Thursday, July 17, 2008
Thursday in the 15th Week of Ordinary Time (II)
Readings: Isaiah 26:7-9, 12, 16-19; Psalms 102:13-14ab and 15, 16-18, 19-21; Matthew 11:28-30
Picture: CC Fedot Preslov
The system has since been modernized and made even more convenient and efficient. But until not too long ago, military personnel who needed new equipment were required to undergo something called a kit exchange. When boots became worn out or uniforms damaged beyond repair, for example, you brought the used piece of equipment to the store and exchanged it for a brand new item. As such – unless the store had run out of stock – there was no real excuse for continuing to be seen in attire that looked shamefully tired, or to use equipment that compromised peak performance. If it didn’t work properly, you simply exchanged it for something better. Even so, there were usually some soldiers who seemed to delight in parading around in attire and equipment that had seen many a better day. Perhaps it was laziness, or an inordinate attachment to the old, or plain negligence. Whatever the reason, these personnel strangely seemed to disdain the kit exchange process, preferring the old to the new, the stale to the fresh.
A similar convenience is being extended in our readings today, albeit on a dissimilar scale and a different dimension.

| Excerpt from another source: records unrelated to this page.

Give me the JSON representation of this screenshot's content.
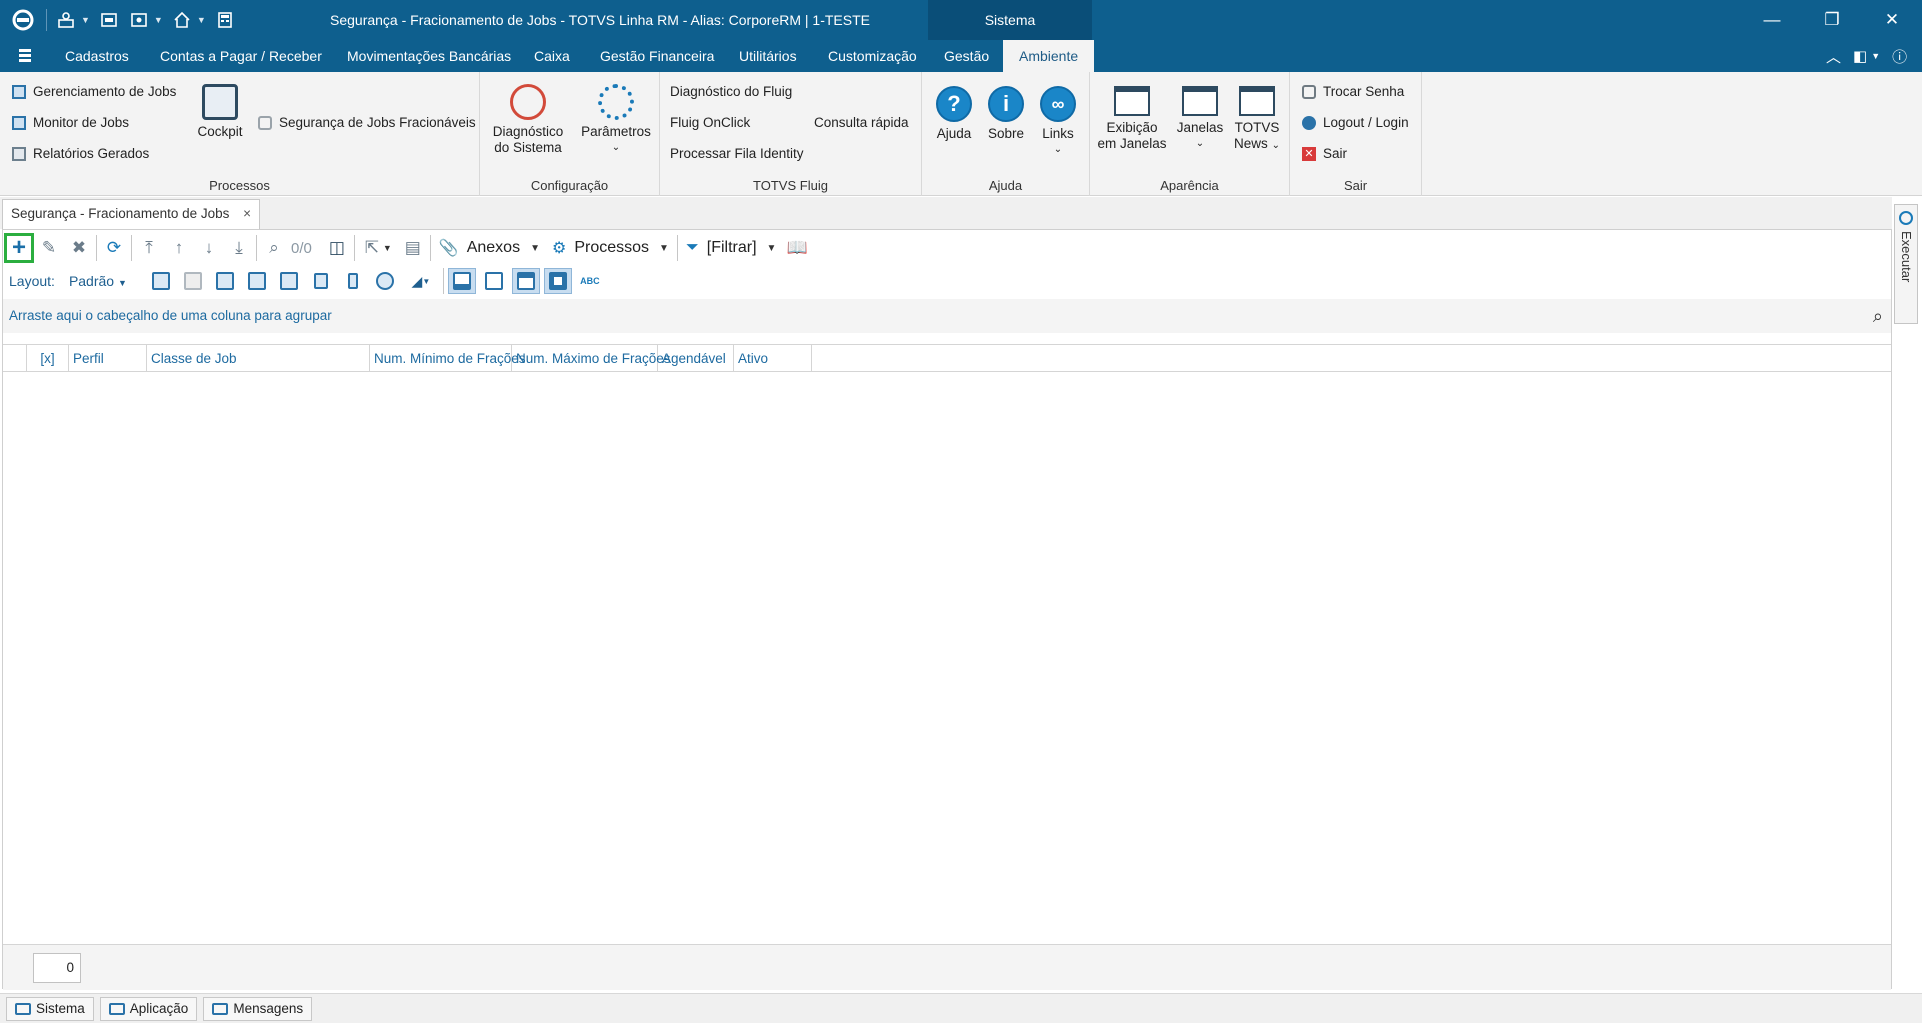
{
  "window": {
    "title": "Segurança - Fracionamento de Jobs - TOTVS Linha RM - Alias: CorporeRM | 1-TESTE",
    "context_tab": "Sistema",
    "minimize": "—",
    "restore": "❐",
    "close": "✕"
  },
  "menu": {
    "items": [
      "Cadastros",
      "Contas a Pagar / Receber",
      "Movimentações Bancárias",
      "Caixa",
      "Gestão Financeira",
      "Utilitários",
      "Customização",
      "Gestão",
      "Ambiente"
    ],
    "active": "Ambiente"
  },
  "ribbon": {
    "processos": {
      "label": "Processos",
      "items": [
        "Gerenciamento de Jobs",
        "Monitor de Jobs",
        "Relatórios Gerados"
      ],
      "cockpit": "Cockpit",
      "seguranca": "Segurança de Jobs Fracionáveis"
    },
    "configuracao": {
      "label": "Configuração",
      "diag_line1": "Diagnóstico",
      "diag_line2": "do Sistema",
      "parametros": "Parâmetros"
    },
    "fluig": {
      "label": "TOTVS Fluig",
      "diag": "Diagnóstico do Fluig",
      "onclick": "Fluig OnClick",
      "consulta": "Consulta rápida",
      "fila": "Processar Fila Identity"
    },
    "ajuda": {
      "label": "Ajuda",
      "ajuda": "Ajuda",
      "sobre": "Sobre",
      "links": "Links"
    },
    "aparencia": {
      "label": "Aparência",
      "exib_line1": "Exibição",
      "exib_line2": "em Janelas",
      "janelas": "Janelas",
      "news_line1": "TOTVS",
      "news_line2": "News"
    },
    "sair": {
      "label": "Sair",
      "trocar": "Trocar Senha",
      "logout": "Logout / Login",
      "sair": "Sair"
    }
  },
  "document_tab": {
    "title": "Segurança - Fracionamento de Jobs",
    "close": "×"
  },
  "toolbar": {
    "record_count": "0/0",
    "anexos": "Anexos",
    "processos": "Processos",
    "filtrar": "[Filtrar]"
  },
  "layout_bar": {
    "label": "Layout:",
    "value": "Padrão"
  },
  "grid": {
    "group_hint": "Arraste aqui o cabeçalho de uma coluna para agrupar",
    "columns": [
      "[x]",
      "Perfil",
      "Classe de Job",
      "Num. Mínimo de Frações",
      "Num. Máximo de Frações",
      "Agendável",
      "Ativo"
    ],
    "rows": [],
    "footer_count": "0"
  },
  "side_panel": {
    "label": "Executar"
  },
  "statusbar": {
    "sistema": "Sistema",
    "aplicacao": "Aplicação",
    "mensagens": "Mensagens"
  },
  "colors": {
    "titlebar": "#0e5f8e",
    "accent": "#1a86c8",
    "highlight": "#2bae3f"
  }
}
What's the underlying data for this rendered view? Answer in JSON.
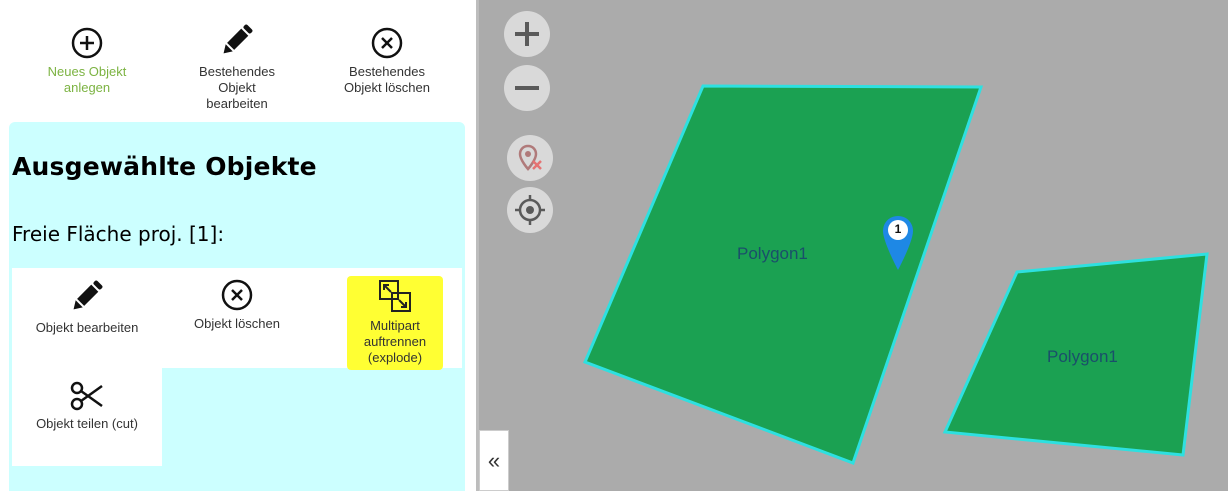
{
  "toolbar": {
    "new_object": "Neues Objekt anlegen",
    "edit_object": "Bestehendes Objekt bearbeiten",
    "delete_object": "Bestehendes Objekt löschen"
  },
  "panel": {
    "title": "Ausgewählte Objekte",
    "selection_label": "Freie Fläche proj. [1]:",
    "actions": {
      "edit": "Objekt bearbeiten",
      "delete": "Objekt löschen",
      "explode": "Multipart auftrennen (explode)",
      "cut": "Objekt teilen (cut)"
    }
  },
  "map": {
    "polygons": [
      {
        "label": "Polygon1"
      },
      {
        "label": "Polygon1"
      }
    ],
    "marker_number": "1",
    "collapse_glyph": "«",
    "colors": {
      "background": "#ababab",
      "polygon_fill": "#1ba152",
      "polygon_stroke": "#2ee0e0",
      "marker": "#1e88e5",
      "highlight": "#ffff33"
    }
  }
}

More than just tired equipment, both Isaiah and Jesus invite us to exchange our worn out selves and our weary lives, for a whole new form of existence. In particular, Jesus invites his listeners to exchange the oppressive burden of slavish and literal obedience to the law for the yoke of love that he offers. A key characteristic of this new way of proceeding is its focus not so much on one’s own efforts as upon the gentleness and humility of Christ, who loved us to the extent of obediently taking on the heavy burden of our rebellious human nature, and bearing the cruel weight of the Cross.
To submit to this kit exchange is to trade in our self-reliant tendencies, which often oppress us to the point of unbearable fatigue, for the gift of fullness of life that Jesus has won for us by his selfless sacrifice on Calvary. As inviting as such an exchange is, however, like those negligent soldiers we spoke about earlier, we may yet experience some resistance to it. We may find ourselves curiously clinging to our old ways, reluctant to give them up. For to exchange them for something new is also, in a sense, to suffer a kind of death – a dying to the old self and its habitual way of proceeding.
Yet, as Isaiah reminds us, to engage in this exchange, to submit to this dying, is really also to rise to a new existence. Your dead will come to life… the land of ghosts will give birth. And, even though we may remain immersed in this perfectionistic and workaholic culture of ours, even as we might still labour under the oppressive weight of our prideful ways, and suffer its exhausting effects, Jesus continues so quietly to beckon us: Come to me… and I will give you rest…
How might we submit more wholeheartedly to this kit exchange today?